Cultura
milton nascimento Foto: Arquivo pessoal

Uma noite para ser lembrada

A Última Sessão de Música, de Milton Nascimento, um show que saiu da estação nos convidando a relembrar amizades, amores e a vida. Uma história com início, meio e que nunca terá fim.

Por João Paulo Campos

Por +Gama

Alguns avisos aos desavisados e para aqueles que não me conhecem: não entendo bulhufas da parte técnica das músicas, de arranjos, notas, etc. Poderia arriscar a falar sobre a iluminação, cenário e, até mesmo, sobre as letras, carreira, discos, prêmios… só falaria mais do mesmo. Então, vou tocar em outro ponto, que é pessoal e, por mais reservado que eu busque ser, vou tentar me ater, meio que sem jeito, na emoção que senti durante a última sessão musical ao vivo de Milton Nascimento.

Quando a turnê foi anunciada, já fiquei um tanto sem rumo, mesmo já tendo visto, lido, ouvido, assistido e conversado muito sobre o Milton, não estava preparado para tal notícia.
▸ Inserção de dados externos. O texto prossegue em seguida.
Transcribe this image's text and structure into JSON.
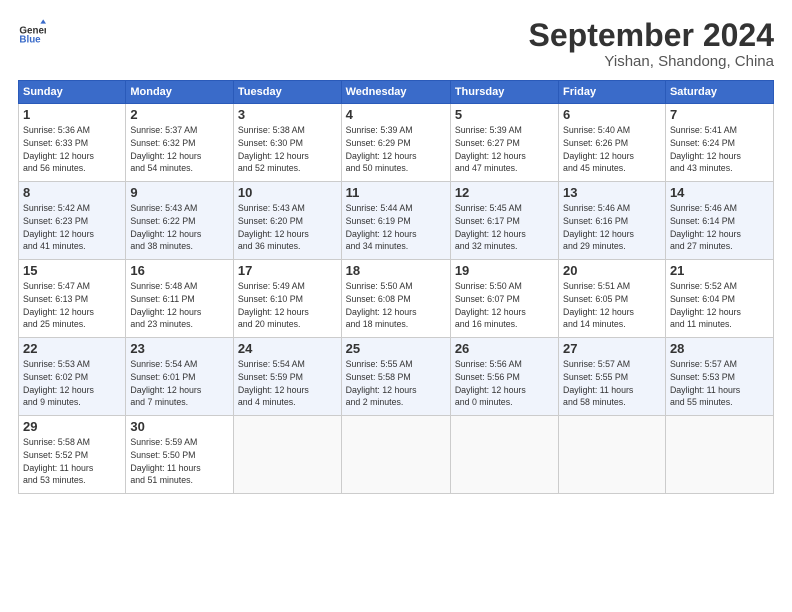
{
  "header": {
    "logo_line1": "General",
    "logo_line2": "Blue",
    "month_title": "September 2024",
    "location": "Yishan, Shandong, China"
  },
  "days_of_week": [
    "Sunday",
    "Monday",
    "Tuesday",
    "Wednesday",
    "Thursday",
    "Friday",
    "Saturday"
  ],
  "weeks": [
    [
      {
        "day": 1,
        "info": "Sunrise: 5:36 AM\nSunset: 6:33 PM\nDaylight: 12 hours\nand 56 minutes."
      },
      {
        "day": 2,
        "info": "Sunrise: 5:37 AM\nSunset: 6:32 PM\nDaylight: 12 hours\nand 54 minutes."
      },
      {
        "day": 3,
        "info": "Sunrise: 5:38 AM\nSunset: 6:30 PM\nDaylight: 12 hours\nand 52 minutes."
      },
      {
        "day": 4,
        "info": "Sunrise: 5:39 AM\nSunset: 6:29 PM\nDaylight: 12 hours\nand 50 minutes."
      },
      {
        "day": 5,
        "info": "Sunrise: 5:39 AM\nSunset: 6:27 PM\nDaylight: 12 hours\nand 47 minutes."
      },
      {
        "day": 6,
        "info": "Sunrise: 5:40 AM\nSunset: 6:26 PM\nDaylight: 12 hours\nand 45 minutes."
      },
      {
        "day": 7,
        "info": "Sunrise: 5:41 AM\nSunset: 6:24 PM\nDaylight: 12 hours\nand 43 minutes."
      }
    ],
    [
      {
        "day": 8,
        "info": "Sunrise: 5:42 AM\nSunset: 6:23 PM\nDaylight: 12 hours\nand 41 minutes."
      },
      {
        "day": 9,
        "info": "Sunrise: 5:43 AM\nSunset: 6:22 PM\nDaylight: 12 hours\nand 38 minutes."
      },
      {
        "day": 10,
        "info": "Sunrise: 5:43 AM\nSunset: 6:20 PM\nDaylight: 12 hours\nand 36 minutes."
      },
      {
        "day": 11,
        "info": "Sunrise: 5:44 AM\nSunset: 6:19 PM\nDaylight: 12 hours\nand 34 minutes."
      },
      {
        "day": 12,
        "info": "Sunrise: 5:45 AM\nSunset: 6:17 PM\nDaylight: 12 hours\nand 32 minutes."
      },
      {
        "day": 13,
        "info": "Sunrise: 5:46 AM\nSunset: 6:16 PM\nDaylight: 12 hours\nand 29 minutes."
      },
      {
        "day": 14,
        "info": "Sunrise: 5:46 AM\nSunset: 6:14 PM\nDaylight: 12 hours\nand 27 minutes."
      }
    ],
    [
      {
        "day": 15,
        "info": "Sunrise: 5:47 AM\nSunset: 6:13 PM\nDaylight: 12 hours\nand 25 minutes."
      },
      {
        "day": 16,
        "info": "Sunrise: 5:48 AM\nSunset: 6:11 PM\nDaylight: 12 hours\nand 23 minutes."
      },
      {
        "day": 17,
        "info": "Sunrise: 5:49 AM\nSunset: 6:10 PM\nDaylight: 12 hours\nand 20 minutes."
      },
      {
        "day": 18,
        "info": "Sunrise: 5:50 AM\nSunset: 6:08 PM\nDaylight: 12 hours\nand 18 minutes."
      },
      {
        "day": 19,
        "info": "Sunrise: 5:50 AM\nSunset: 6:07 PM\nDaylight: 12 hours\nand 16 minutes."
      },
      {
        "day": 20,
        "info": "Sunrise: 5:51 AM\nSunset: 6:05 PM\nDaylight: 12 hours\nand 14 minutes."
      },
      {
        "day": 21,
        "info": "Sunrise: 5:52 AM\nSunset: 6:04 PM\nDaylight: 12 hours\nand 11 minutes."
      }
    ],
    [
      {
        "day": 22,
        "info": "Sunrise: 5:53 AM\nSunset: 6:02 PM\nDaylight: 12 hours\nand 9 minutes."
      },
      {
        "day": 23,
        "info": "Sunrise: 5:54 AM\nSunset: 6:01 PM\nDaylight: 12 hours\nand 7 minutes."
      },
      {
        "day": 24,
        "info": "Sunrise: 5:54 AM\nSunset: 5:59 PM\nDaylight: 12 hours\nand 4 minutes."
      },
      {
        "day": 25,
        "info": "Sunrise: 5:55 AM\nSunset: 5:58 PM\nDaylight: 12 hours\nand 2 minutes."
      },
      {
        "day": 26,
        "info": "Sunrise: 5:56 AM\nSunset: 5:56 PM\nDaylight: 12 hours\nand 0 minutes."
      },
      {
        "day": 27,
        "info": "Sunrise: 5:57 AM\nSunset: 5:55 PM\nDaylight: 11 hours\nand 58 minutes."
      },
      {
        "day": 28,
        "info": "Sunrise: 5:57 AM\nSunset: 5:53 PM\nDaylight: 11 hours\nand 55 minutes."
      }
    ],
    [
      {
        "day": 29,
        "info": "Sunrise: 5:58 AM\nSunset: 5:52 PM\nDaylight: 11 hours\nand 53 minutes."
      },
      {
        "day": 30,
        "info": "Sunrise: 5:59 AM\nSunset: 5:50 PM\nDaylight: 11 hours\nand 51 minutes."
      },
      null,
      null,
      null,
      null,
      null
    ]
  ]
}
Então, foi nesse momento que comecei a reviver, tentando descobrir como a sua obra passou a fazer parte da minha vida. Acredito que seja através das músicas que não foram compostas por ele, como Peixinhos do Mar, além de Cio da Terra e Cálix Bento, entoadas repetidas vezes nas novenas de Natal que fazíamos com os nossos vizinhos. 
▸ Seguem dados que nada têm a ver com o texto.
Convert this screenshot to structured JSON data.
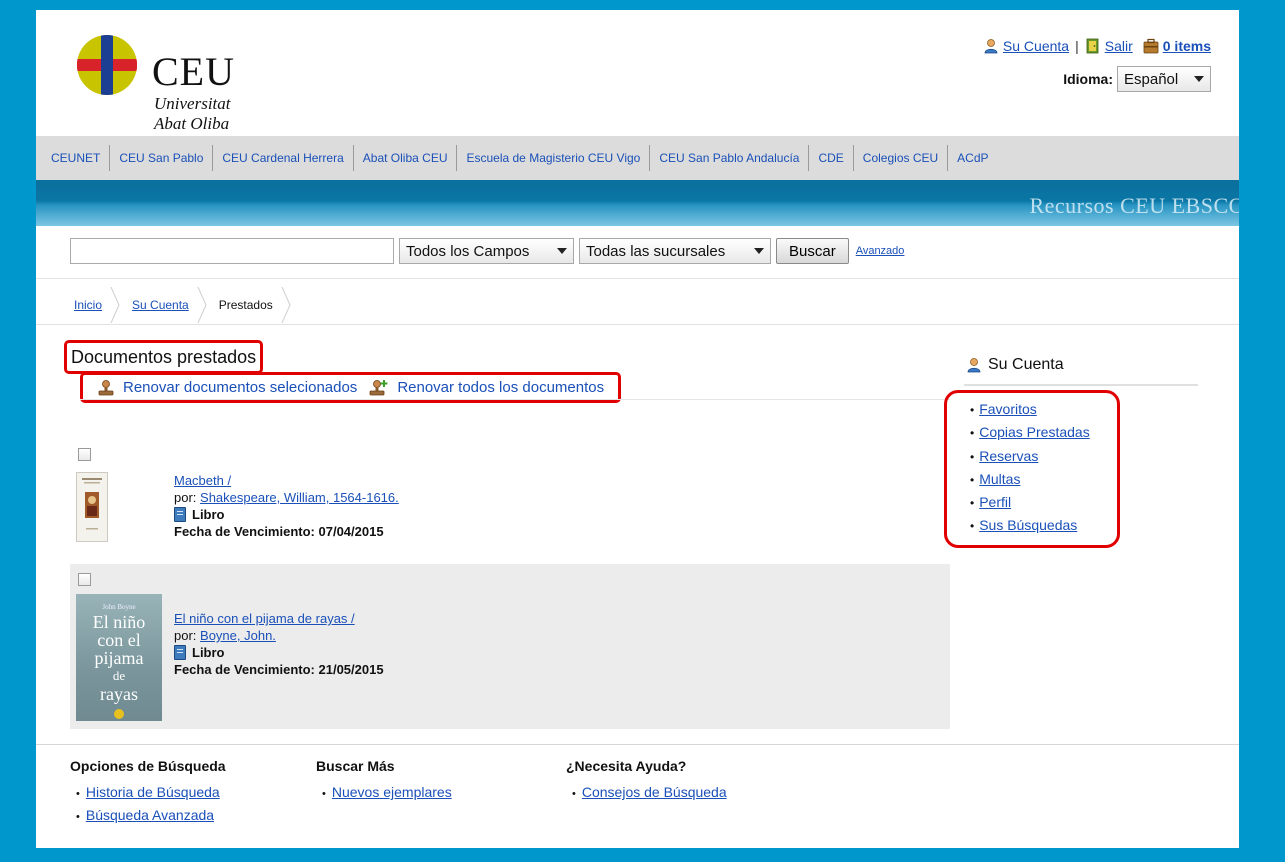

Meu pai foi um homem simples e extremamente sentimental. Nunca escondeu isso de ninguém. Ele sempre dizia que a maior herança que poderia deixar a minha irmã e a mim era educação e honestidade, e que não há nada mais valioso do que as nossas amizades. O seu Vicente, foi um homem alegre, sábio e de alma jovem que, mesmo na ausência, vai morar para sempre no meu coração. Milton Nascimento não era nem de longe seu cantor preferido, esse título era de Roberto Carlos, mas eu não consigo desvencilhar o meu pensamento dele ao ouvir a mensagem incrustada em Coração de Estudante. É um alento a saudade, um calor dentro do peito e mais umidade a mais para os olhos já em tempestade, essa música expressa muito do que ele me ensinou.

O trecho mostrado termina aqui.